His phone buzzed again — the third time in two minutes. “Probably the client,” he muttered, eyes darting toward the passenger seat where his phone lay hidden beneath a pile of papers and a half-eaten sandwich.
He reached over, eyes off the road for just a second.
That was all it took.
The Sound That Changes Everything
A sickening thud jolted the car. Ivan slammed the brakes. The tires screamed, and the car jerked to a halt. For a moment, everything went silent. Then his heart began to pound so loudly it drowned out the noise of the world.
He stumbled out of the vehicle, panicked, already mouthing prayers he hadn’t uttered in years.
There, lying motionless in front of his car, was a little girl. She couldn’t have been older than six. Her pink coat was damp, her hair sticking to her cheeks. No blood. No visible wounds. Just a terrifying stillness.
Ivan knelt beside her.
— Hey… hey! Can you hear me?
Nothing.
With trembling hands, he lifted her into his arms and laid her gently in the back seat. His mind raced. Hospital? Police? He didn’t even know where he was exactly — this shortcut had taken him into an unfamiliar part of town.
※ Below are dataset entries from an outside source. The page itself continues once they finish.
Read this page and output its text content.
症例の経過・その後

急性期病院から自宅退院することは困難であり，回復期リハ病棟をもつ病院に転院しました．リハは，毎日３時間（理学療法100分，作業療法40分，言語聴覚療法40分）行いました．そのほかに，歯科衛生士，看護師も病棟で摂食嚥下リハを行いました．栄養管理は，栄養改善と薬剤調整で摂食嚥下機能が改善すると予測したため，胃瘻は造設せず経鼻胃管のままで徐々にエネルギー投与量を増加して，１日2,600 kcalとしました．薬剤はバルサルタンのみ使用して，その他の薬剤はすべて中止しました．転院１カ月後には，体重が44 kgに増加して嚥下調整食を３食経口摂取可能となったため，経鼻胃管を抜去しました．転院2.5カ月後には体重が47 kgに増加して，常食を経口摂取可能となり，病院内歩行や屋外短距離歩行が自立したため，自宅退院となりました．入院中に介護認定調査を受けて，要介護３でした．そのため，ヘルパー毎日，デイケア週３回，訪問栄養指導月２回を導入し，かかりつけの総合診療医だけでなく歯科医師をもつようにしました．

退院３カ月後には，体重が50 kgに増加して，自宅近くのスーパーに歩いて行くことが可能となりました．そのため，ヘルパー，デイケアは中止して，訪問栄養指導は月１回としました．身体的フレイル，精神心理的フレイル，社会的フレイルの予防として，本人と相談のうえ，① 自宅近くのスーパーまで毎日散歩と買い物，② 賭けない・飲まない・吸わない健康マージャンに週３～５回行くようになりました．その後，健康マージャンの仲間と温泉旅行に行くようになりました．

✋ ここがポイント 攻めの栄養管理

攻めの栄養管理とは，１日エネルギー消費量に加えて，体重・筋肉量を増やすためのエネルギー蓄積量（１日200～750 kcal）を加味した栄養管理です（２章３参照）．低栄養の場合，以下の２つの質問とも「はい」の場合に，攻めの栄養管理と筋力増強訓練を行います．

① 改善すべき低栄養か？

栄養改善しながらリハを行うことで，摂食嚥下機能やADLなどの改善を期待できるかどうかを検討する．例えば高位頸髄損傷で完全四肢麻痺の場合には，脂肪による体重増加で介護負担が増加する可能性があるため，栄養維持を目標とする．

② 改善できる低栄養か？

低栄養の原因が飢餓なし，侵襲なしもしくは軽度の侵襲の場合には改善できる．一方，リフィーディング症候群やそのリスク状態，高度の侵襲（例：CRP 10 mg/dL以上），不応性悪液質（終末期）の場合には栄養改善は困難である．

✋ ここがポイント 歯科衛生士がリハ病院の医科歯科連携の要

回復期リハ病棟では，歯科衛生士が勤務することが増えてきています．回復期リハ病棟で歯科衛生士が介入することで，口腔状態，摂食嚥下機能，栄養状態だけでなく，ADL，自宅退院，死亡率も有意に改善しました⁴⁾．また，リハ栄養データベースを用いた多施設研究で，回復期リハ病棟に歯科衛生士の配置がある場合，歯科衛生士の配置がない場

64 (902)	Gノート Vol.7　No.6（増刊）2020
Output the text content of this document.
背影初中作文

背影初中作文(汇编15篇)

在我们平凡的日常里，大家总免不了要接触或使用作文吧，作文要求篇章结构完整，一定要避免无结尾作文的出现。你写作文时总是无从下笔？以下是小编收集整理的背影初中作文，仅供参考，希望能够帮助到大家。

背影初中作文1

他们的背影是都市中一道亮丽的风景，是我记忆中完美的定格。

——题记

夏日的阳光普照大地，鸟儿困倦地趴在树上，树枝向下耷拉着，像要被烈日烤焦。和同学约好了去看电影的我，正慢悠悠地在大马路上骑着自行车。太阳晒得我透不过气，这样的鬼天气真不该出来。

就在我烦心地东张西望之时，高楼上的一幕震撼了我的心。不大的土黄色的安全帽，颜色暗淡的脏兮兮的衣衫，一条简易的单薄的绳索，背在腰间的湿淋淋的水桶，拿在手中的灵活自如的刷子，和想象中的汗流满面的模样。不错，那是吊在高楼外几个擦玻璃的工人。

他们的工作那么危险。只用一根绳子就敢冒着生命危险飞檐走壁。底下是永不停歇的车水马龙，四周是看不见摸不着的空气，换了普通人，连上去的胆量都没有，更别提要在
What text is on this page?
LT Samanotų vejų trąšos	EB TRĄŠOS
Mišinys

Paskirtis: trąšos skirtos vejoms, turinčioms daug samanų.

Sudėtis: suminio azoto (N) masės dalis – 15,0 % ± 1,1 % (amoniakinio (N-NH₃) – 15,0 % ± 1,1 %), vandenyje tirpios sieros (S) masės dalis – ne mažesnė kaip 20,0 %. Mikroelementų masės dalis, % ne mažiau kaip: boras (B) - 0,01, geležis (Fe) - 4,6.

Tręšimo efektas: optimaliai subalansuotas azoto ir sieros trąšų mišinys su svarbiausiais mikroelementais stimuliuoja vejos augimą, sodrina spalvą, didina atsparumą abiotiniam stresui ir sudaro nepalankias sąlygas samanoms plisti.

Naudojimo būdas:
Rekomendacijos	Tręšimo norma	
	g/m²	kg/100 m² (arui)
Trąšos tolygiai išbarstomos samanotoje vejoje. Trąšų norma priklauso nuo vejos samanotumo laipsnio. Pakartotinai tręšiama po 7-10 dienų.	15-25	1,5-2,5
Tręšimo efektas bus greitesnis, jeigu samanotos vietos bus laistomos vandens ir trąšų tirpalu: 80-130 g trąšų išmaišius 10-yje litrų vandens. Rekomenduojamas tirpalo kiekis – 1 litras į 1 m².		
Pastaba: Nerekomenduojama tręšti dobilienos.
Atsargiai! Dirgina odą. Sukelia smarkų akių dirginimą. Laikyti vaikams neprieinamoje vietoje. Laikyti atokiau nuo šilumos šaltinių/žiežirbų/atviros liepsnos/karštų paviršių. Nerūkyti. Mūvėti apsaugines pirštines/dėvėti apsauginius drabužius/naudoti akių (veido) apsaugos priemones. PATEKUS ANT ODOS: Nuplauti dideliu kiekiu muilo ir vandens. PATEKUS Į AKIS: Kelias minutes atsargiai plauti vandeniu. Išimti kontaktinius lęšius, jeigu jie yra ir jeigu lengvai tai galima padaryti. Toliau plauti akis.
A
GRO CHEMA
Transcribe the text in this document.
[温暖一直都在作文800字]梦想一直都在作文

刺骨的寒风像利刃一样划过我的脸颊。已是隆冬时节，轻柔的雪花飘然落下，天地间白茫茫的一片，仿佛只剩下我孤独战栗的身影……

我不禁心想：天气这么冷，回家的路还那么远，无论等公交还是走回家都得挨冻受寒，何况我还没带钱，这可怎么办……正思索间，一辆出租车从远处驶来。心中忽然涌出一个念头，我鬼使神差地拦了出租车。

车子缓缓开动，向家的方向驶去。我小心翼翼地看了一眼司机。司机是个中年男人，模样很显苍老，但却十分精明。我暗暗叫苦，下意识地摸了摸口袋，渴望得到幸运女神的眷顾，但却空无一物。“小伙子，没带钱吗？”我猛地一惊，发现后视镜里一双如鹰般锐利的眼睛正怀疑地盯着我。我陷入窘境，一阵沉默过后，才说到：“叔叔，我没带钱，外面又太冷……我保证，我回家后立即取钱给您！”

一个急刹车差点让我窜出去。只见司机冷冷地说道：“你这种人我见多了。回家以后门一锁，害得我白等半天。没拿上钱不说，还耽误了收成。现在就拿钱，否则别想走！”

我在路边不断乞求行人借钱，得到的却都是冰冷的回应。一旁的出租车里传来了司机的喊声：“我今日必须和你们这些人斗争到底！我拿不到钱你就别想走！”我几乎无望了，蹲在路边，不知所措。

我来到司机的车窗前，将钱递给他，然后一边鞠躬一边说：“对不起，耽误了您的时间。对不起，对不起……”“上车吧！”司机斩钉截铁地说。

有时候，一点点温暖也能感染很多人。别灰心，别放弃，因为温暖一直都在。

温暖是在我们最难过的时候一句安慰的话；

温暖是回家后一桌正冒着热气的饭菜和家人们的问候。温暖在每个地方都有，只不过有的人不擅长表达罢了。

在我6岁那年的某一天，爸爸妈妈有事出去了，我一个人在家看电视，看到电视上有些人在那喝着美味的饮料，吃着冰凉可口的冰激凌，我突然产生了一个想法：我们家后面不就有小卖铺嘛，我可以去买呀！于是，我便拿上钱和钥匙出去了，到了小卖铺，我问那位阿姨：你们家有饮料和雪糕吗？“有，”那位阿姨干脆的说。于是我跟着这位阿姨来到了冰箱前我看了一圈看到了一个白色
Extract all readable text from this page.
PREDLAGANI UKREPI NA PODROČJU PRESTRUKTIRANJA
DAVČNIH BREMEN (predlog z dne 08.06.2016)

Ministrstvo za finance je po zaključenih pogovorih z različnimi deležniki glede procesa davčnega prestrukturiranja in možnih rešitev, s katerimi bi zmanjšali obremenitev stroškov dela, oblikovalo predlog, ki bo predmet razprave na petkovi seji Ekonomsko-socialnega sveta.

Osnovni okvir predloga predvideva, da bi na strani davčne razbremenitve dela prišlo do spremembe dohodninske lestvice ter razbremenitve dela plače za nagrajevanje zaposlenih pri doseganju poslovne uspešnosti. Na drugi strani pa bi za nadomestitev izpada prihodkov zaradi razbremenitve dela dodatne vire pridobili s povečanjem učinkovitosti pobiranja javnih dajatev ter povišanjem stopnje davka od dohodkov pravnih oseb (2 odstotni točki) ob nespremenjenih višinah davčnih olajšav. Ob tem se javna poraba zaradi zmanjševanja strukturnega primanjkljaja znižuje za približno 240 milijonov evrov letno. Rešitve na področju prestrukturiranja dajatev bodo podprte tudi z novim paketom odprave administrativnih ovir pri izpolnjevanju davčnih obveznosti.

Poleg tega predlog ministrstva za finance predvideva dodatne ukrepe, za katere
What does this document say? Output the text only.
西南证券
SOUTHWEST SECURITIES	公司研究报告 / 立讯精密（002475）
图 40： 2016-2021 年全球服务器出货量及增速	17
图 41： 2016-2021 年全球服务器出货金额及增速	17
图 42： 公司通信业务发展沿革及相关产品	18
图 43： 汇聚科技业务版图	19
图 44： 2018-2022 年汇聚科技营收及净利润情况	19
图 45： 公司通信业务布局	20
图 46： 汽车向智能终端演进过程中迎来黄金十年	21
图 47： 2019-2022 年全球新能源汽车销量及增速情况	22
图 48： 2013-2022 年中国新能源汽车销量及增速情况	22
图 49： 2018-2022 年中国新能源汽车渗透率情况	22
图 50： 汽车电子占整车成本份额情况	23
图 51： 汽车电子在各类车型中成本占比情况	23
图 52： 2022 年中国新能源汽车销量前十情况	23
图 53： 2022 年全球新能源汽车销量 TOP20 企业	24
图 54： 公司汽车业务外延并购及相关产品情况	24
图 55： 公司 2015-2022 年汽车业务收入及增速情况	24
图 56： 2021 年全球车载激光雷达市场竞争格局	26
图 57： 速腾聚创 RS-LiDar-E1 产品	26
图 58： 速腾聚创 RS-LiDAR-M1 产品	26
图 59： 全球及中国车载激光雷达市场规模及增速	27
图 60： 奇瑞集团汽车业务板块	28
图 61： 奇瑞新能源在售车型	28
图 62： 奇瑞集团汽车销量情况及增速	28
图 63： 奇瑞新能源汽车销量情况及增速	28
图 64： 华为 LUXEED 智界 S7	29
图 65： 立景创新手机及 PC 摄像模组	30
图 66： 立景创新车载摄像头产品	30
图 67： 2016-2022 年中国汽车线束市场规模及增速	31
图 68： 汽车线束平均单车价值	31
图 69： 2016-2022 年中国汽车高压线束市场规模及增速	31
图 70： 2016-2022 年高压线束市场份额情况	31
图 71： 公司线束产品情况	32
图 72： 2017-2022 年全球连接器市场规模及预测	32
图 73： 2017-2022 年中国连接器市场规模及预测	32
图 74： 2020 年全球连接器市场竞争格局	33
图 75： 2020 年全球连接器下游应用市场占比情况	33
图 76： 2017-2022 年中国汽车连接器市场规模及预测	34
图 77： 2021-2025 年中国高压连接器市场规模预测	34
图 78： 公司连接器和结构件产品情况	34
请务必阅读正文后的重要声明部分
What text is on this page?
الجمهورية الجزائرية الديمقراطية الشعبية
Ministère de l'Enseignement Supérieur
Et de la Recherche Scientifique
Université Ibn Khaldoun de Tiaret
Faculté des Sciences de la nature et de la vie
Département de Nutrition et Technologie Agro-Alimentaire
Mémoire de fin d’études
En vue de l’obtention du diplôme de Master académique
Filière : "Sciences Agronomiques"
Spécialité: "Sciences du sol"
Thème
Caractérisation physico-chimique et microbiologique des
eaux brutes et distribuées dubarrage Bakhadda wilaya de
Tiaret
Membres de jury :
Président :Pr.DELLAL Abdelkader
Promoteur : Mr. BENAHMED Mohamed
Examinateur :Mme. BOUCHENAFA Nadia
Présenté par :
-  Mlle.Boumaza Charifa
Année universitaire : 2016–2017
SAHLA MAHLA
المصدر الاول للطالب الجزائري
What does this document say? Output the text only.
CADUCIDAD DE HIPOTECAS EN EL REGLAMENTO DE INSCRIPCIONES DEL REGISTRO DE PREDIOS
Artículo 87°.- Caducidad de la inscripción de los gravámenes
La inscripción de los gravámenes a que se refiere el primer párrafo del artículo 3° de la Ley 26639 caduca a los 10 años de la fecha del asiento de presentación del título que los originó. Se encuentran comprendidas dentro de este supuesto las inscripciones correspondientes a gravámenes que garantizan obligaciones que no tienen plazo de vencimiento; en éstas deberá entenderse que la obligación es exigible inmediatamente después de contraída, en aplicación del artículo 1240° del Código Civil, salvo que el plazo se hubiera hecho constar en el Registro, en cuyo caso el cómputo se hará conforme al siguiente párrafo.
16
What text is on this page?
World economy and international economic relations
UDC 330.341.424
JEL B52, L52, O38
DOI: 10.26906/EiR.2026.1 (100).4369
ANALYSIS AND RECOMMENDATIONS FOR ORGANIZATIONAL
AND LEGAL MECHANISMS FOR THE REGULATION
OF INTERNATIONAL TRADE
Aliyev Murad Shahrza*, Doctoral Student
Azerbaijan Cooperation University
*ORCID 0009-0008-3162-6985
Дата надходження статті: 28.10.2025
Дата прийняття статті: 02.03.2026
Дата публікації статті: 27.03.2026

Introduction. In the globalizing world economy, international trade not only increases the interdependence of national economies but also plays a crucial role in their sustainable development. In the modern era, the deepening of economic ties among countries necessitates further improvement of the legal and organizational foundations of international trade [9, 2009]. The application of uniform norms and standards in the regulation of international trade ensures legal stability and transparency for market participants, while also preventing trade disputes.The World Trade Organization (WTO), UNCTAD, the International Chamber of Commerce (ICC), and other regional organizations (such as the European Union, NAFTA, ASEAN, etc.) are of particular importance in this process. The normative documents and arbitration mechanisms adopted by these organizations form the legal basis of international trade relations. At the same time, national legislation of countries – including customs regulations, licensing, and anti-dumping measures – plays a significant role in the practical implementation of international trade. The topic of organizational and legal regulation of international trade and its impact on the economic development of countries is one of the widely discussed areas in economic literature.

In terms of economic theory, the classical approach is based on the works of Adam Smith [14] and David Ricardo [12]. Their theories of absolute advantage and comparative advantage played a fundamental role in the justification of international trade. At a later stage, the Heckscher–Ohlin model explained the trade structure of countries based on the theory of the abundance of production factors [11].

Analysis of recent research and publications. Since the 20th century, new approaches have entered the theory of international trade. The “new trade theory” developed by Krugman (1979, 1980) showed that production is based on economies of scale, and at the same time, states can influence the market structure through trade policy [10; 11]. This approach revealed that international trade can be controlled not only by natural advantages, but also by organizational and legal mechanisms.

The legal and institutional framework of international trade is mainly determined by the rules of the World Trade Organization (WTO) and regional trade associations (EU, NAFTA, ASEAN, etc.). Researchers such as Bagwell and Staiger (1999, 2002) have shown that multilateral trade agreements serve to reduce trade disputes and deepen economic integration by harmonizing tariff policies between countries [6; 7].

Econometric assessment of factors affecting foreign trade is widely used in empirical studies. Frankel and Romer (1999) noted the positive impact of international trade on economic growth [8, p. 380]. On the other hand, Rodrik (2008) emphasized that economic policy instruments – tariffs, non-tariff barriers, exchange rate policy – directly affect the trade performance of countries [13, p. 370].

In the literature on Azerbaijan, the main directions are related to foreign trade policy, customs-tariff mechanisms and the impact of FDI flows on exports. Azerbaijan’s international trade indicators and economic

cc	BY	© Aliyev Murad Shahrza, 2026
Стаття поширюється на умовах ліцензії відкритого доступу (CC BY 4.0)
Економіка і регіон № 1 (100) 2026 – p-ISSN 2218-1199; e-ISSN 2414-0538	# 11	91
He started the car, but before he could put it into gear, he heard a faint sound.
Breathing.
She Woke Up… and Gave Him Something
The girl stirred. Her eyes opened slowly. Ivan let out a shaky breath of relief.
Then she reached into her coat pocket.
— What are you doing? Are you okay? — he asked, still shaken.
She didn’t answer. Instead, she pulled out a small, dirty object wrapped in wax paper and extended it toward him.
Ivan hesitated, then took it.

It was a locket. Old, gold-plated, scratched with age. He opened it with effort.
Inside was a photo — faded, black and white. Two boys. One of them was unmistakably Ivan himself, at age ten. The other was his older brother… who had vanished twenty-two years ago.
A Brother Lost to Time
Ivan felt his vision blur.
His brother, Mark, had disappeared when Ivan was just thirteen. No one knew what had happened. There had been searches, police investigations, public pleas. His parents had died without ever knowing the truth.
And now, this random child, lying unconscious just moments before, was holding an object that had vanished with Mark.
— Where did you get this? — Ivan asked, voice hoarse.
The girl blinked at him, and in a small voice said:
— He told me to find you. He said you’d know what to do.
Ivan’s hands were shaking now.
— Who told you?
— The man under the bridge. He said his name was Mark. He gave me food. He said I should find Ivan. That’s you, right?
The Journey Begins
Everything Ivan thought he knew collapsed in an instant.
He didn’t go to his meeting. He didn’t call the police. Instead, he drove. Aimlessly at first, then with purpose. He remembered the old bridge near their childhood neighborhood. It had long been abandoned, a haunt for the homeless and forgotten.
Was that where Mark had been all this time?
He didn’t want to believe it. He couldn’t.
But the girl — Maya, as she later told him — knew things she couldn’t possibly know. His birthday. The name of their childhood dog. The exact scar on his right hand from when he fell off his bike.
Mark was alive.
And he was watching.
What the Girl Was Hiding
Later, at a diner where Ivan fed Maya a hot meal, she revealed something else. Something far more terrifying.
— He said people are still looking for him. Bad people. He said he saw things he shouldn’t have seen. That’s why he ran.
Mark, it turned out, had been caught up in something dark — something that had cost him his identity, his life, and decades of hiding.
— He said he didn’t want to bring you into it, but he also said… if I didn’t find you now, you’d be in danger too.
Ivan sat back, the weight of it all crushing his chest. He had hit a girl, nearly killed her. But she hadn’t appeared by chance.